After splitting with the Velvets in 1970, Reed traveled to England and, in characteristically paradoxical fashion, recorded a solo debut backed by members of the progressive-rock band Yes. But it was his next album, 1972’s Transformer, produced by Reed-disciple David Bowie, that pushed him beyond cult status into genuine rock stardom. “Walk On the Wild Side,” a loving yet unsentimental evocation of Warhol’s Factory scene, became a radio hit (despite its allusions to oral sex) and “Satellite of Love” was covered by U2 and others. Reed spent the Seventies defying expectations almost as a kind of sport. 1973’s Berlin was brutal literary bombast while 1974’s Sally Can’t Dance had soul horns and flashy guitar. In 1975 he released Metal Machine Music, a seething all-noise experiment his label RCA marketed as a avant-garde classic music, while 1978’s banter-heavy live album Take No Prisoners was a kind of comedy record in which Reed went on wild tangents and savaged rock critics by name (“Lou sure is adept at figuring out new ways to shit on people,” one of those critics, Robert Christgau, wrote at the time). Explaining his less-than-accommodating career trajectory, Reed told journalist Lester Bangs, “my bullshit it worth more than other people’s diamonds.”

Reed’s ambiguous sexual persona and excessive drug use throughout the Seventies was the stuff of underground rock myth. But in the Eighties, he began to mellow. He married Sylvia Morales and opened a window into his new married life on 1982’s excellent The Blue Mask, his best work since Transformer. His 1984 album New Sensations took a more commercial turn and 1989’s New York ended the decade with a set of funny, politically cutting songs that received universal critical praise. In 1991, he collaborated with Cale on Songs For Drella, a tribute to Warhol. Three years later, the Velvet Underground reunited for a series of successful European gigs.

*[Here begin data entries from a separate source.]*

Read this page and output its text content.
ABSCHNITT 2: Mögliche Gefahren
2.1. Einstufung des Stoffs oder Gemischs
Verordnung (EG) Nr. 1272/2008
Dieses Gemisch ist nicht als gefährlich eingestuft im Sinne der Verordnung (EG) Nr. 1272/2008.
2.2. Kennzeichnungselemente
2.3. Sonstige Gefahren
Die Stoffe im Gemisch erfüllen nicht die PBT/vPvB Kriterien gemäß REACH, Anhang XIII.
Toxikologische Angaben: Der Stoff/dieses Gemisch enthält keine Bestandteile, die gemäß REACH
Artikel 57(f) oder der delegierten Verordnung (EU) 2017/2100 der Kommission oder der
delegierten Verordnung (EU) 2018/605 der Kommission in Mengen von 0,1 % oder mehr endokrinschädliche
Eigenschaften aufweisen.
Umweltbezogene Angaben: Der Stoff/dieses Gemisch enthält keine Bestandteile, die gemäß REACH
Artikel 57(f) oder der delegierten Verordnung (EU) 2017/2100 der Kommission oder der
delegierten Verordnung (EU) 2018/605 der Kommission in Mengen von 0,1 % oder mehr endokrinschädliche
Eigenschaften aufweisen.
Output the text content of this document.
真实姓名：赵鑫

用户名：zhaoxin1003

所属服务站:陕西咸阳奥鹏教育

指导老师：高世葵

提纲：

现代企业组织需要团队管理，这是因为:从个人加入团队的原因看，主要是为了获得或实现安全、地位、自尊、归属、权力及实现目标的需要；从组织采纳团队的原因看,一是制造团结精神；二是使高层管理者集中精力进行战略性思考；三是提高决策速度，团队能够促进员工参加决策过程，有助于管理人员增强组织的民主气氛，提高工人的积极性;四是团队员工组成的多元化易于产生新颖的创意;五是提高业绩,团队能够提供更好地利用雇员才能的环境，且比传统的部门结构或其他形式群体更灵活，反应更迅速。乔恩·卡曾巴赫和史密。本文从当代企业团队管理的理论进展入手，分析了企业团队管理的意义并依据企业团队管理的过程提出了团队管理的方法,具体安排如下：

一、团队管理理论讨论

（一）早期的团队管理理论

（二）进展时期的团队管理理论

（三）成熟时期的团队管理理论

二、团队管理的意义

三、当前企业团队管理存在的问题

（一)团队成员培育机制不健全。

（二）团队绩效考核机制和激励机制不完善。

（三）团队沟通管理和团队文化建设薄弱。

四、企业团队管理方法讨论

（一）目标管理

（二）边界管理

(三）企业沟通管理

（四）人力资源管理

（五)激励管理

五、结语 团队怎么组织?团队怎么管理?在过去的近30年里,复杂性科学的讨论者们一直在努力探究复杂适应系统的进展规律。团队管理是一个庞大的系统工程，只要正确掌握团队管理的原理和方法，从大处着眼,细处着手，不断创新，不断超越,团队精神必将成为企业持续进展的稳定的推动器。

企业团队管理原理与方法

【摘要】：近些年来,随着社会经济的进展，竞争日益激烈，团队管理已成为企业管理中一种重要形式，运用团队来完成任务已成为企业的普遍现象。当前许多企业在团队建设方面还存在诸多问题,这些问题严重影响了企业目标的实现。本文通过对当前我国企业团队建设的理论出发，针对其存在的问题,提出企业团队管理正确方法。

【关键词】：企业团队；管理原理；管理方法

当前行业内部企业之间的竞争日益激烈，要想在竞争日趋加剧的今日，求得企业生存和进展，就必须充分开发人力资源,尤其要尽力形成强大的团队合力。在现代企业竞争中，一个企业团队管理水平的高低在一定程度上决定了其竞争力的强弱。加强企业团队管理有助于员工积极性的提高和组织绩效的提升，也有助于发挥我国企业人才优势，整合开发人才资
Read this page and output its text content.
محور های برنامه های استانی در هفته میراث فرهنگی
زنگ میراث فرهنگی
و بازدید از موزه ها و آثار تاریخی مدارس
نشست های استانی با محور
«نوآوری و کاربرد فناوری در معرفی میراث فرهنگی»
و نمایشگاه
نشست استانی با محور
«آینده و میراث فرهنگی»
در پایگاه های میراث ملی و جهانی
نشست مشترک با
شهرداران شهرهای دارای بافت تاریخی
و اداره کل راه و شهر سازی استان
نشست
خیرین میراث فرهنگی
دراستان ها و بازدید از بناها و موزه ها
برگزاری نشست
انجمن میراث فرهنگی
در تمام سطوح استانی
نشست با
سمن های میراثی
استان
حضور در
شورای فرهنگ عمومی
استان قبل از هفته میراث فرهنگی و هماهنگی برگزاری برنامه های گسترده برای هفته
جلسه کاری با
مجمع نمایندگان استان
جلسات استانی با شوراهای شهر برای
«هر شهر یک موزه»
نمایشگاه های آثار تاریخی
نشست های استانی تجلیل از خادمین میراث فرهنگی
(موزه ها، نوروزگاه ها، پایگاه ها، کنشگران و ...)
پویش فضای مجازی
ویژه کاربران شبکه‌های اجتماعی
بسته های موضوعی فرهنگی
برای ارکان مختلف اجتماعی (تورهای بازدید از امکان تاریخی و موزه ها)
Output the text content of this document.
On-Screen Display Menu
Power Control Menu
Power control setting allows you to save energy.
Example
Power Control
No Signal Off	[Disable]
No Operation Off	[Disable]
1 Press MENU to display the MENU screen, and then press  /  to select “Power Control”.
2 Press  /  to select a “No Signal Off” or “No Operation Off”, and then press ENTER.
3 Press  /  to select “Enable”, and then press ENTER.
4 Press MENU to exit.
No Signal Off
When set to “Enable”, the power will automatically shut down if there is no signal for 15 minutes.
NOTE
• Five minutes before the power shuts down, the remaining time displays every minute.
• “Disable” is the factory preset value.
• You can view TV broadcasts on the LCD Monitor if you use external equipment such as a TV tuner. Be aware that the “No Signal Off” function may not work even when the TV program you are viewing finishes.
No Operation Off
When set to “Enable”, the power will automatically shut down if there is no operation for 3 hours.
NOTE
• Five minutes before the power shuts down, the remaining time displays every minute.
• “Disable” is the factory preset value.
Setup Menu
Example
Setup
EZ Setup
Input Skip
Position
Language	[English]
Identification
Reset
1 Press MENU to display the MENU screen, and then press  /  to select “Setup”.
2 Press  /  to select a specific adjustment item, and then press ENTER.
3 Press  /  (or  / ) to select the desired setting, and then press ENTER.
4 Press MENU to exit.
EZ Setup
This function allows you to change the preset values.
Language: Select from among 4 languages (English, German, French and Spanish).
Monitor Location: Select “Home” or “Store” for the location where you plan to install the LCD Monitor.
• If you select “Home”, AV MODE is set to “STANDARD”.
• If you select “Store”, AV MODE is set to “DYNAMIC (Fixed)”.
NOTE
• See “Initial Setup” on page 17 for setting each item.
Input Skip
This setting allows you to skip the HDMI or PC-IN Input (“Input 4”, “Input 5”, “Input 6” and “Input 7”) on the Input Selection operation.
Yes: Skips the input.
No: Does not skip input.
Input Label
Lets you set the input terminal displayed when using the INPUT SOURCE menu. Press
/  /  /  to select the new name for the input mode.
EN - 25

Reed and Morales divorced in the early Nineties. Within a few years, Reed began a relationship with musician-performing artist Laurie Anderson. The two became an inseparable New York fixture, collaborating and performing live together, while also engaging in civic and environmental activism. They were married in 2008.

Reed continued to follow his own idiosyncratic artistic impulses throughout the ‘00s. The once-decadent rocker became an avid student of T-ai Chi, even bringing his instructor onstage during concerts in 2003. In 2005 he released a double-CD called The Raven, based on the work of Edgar Allen Poe. In 2007, he released an ambient album titled Hudson River Wind Meditations. Reed returned to mainstream rock with 2011’s Lulu, a collaboration with Metallica.

“All through this, I’ve always thought that if you thought of all of it as a book then you have the Great American Novel, every record as a chapter,” he told Rolling Stone in 1987. “They’re all in chronological order. You take the whole thing, stack it and listen to it in order, there’s my Great American Novel.”

deebakes
10-27-2013, 09:20 PM
:rip: lou

DemonGeminiX
10-27-2013, 09:54 PM
:rip:

redred
10-27-2013, 10:48 PM
fuck :rip: dude

Goofy
10-28-2013, 10:33 AM
:shock: :(

Teh One Who Knocks
10-28-2013, 10:34 AM
:rip:

Hal-9000
10-28-2013, 03:02 PM
thanks Lou

Noilly Pratt
10-29-2013, 02:54 PM
I know he's heralded as a major influence to many, I don't think he got all the fame he was due. His lyrics were poetry...

I wasn't a mega-fan but I can appreciate a real talent.

I'll hide the lyrics to Dirty Boulevard because there's a few things your bosses wouldn't want you to read, I'm sure for those who look at work.


Dirty Boulevard

Pedro lives out of the Wilshire Hotel
he looks out a window without glass
The walls are made of cardboard, newspapers on his feet
his father beats him 'cause he's too tired to beg

He's got 9 brothers and sisters
they're brought up on their knees
it's hard to run when a coat hanger beats you on the thighs
Pedro dreams of being older and killing the old man
but that's a slim chance he's going to the boulevard

He's going to end up, on the dirty boulevard
he's going out, to the dirty boulevard
He's going down, to the dirty boulevard

This room cost 2,000 dollars a month
you can believe it man it's true
somewhere a landlord's laughing till he wets his pants
No one here dreams of being a doctor or a lawyer or anything
they dream of dealing on the dirty boulevard

Give me your hungry, your tired your poor I'll piss on 'em
that's what the Statue of Bigotry says
Your poor huddled masses, let's club 'em to death
and get it over with and just dump 'em on the boulevard

Get to end up, on the dirty boulevard
going out, to the dirty boulevard
He's going down, on the dirty boulevard
going out

Outside it's a bright night
there's an opera at Lincoln Center
movie stars arrive by limousine
The klieg lights shoot up over the skyline of Manhattan
but the lights are out on the Mean Streets

A small kid stands by the Lincoln Tunnel
he's selling plastic roses for a buck
The traffic's backed up to 39th street
the TV whores are calling the cops out for a suck

And back at the Wilshire, Pedro sits there dreaming
he's found a book on magic in a garbage can
He looks at the pictures and stares at the cracked ceiling
"At the count of 3" he says, "I hope I can disappear"

Muddy
10-29-2013, 03:00 PM
I listened to Velvet underground for like 2 hours Saturday night at a Bonfire I had with some friends.. Was really shocked to see that he died the next day.